Yesterday...One of those days where things just didn't seem to get better no matter how hard I tried. Sanguine?  Yes, but honestly I spent the day trying to be a 'difference maker' in higher education only to come up not making much of one. Come home to a loving family, but my primary thought was that others would be probably better off if I could be alone for a bit to decompress/recompose (blame it on being an only child).

Let it be known that taking the dogs for a walk is not always what I categorize as 'quality' alone time. The very nature of some gundogs, spaniels and setters in particular it seems, is that they always look to you for their sense of well being and direction.  So if you are in a particularly 'prickly' state of mind, what Holly Golightly called the "angry reds", they might seem...annoying. Not all breeds are like that-many of the continentals I've known could care less if you were the one handling them on a leash or some stranger they'd never met before.  They behave much the same either way.  Not so with spaniels (spaniels would make sure a robber was shown where the treats were kept and given lots of kisses before rolling over for a belly scratch).

But I digress.  I've heard this closeness best described by someone who cherishes it in their dogs: "I wouldn't have a dog that didn't follow me when I leave a room".  One of my dogs eventually notices when I leave the room.  The other will have followed me. Guaranteed. And I love them both.

The usual walk/exercise loop is around a 10 acre field in a park.  The field is an equal mix of briar and rye; mowed by the city a few times a year so it's never really overgrown.

With the upcoming hunt tests I decided to take a more circuitous route through the field than I normally do, thinking I could at least give Emmie a chance to work on her pattern.  100 yards into the field she got 'birdy'.  Based on passed experience I'm thinking it must be deer poop that has her so animated, because this area is generally all but bereft of other game-but I should know how to read her signs better by now because she was working on real scent.

Low and behold:
whiiiirrrllllss  up from the grass. Rising nearly12' into the air before heading to the safety of the privet hedge encircling the field.
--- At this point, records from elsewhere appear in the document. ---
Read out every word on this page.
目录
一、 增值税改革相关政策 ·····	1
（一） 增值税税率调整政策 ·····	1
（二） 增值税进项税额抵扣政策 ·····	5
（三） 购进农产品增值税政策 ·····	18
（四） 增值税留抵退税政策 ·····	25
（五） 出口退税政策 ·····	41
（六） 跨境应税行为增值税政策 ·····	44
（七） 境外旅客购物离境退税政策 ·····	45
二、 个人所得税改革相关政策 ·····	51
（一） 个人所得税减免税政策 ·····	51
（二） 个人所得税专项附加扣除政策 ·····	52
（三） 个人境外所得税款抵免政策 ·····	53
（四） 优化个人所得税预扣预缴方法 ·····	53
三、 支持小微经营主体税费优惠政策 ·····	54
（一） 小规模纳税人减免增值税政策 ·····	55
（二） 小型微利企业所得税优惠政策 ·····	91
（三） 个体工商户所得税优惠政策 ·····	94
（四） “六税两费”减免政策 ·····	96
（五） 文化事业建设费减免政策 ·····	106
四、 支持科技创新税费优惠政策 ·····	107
I was being presented a chip shot as it reached it's apex-especially compared to the three flushes I fought both briar and brush to see just a few weeks ago.

But the season's over.
No gun.
It's a public park.

Nevertheless, there was a smile on my face.  And there was much loving-up on Emmie for finding probably the only real gamebird in the whole county.

A bad day was reclaimed thanks to a 4 oz bird and a 38# dog.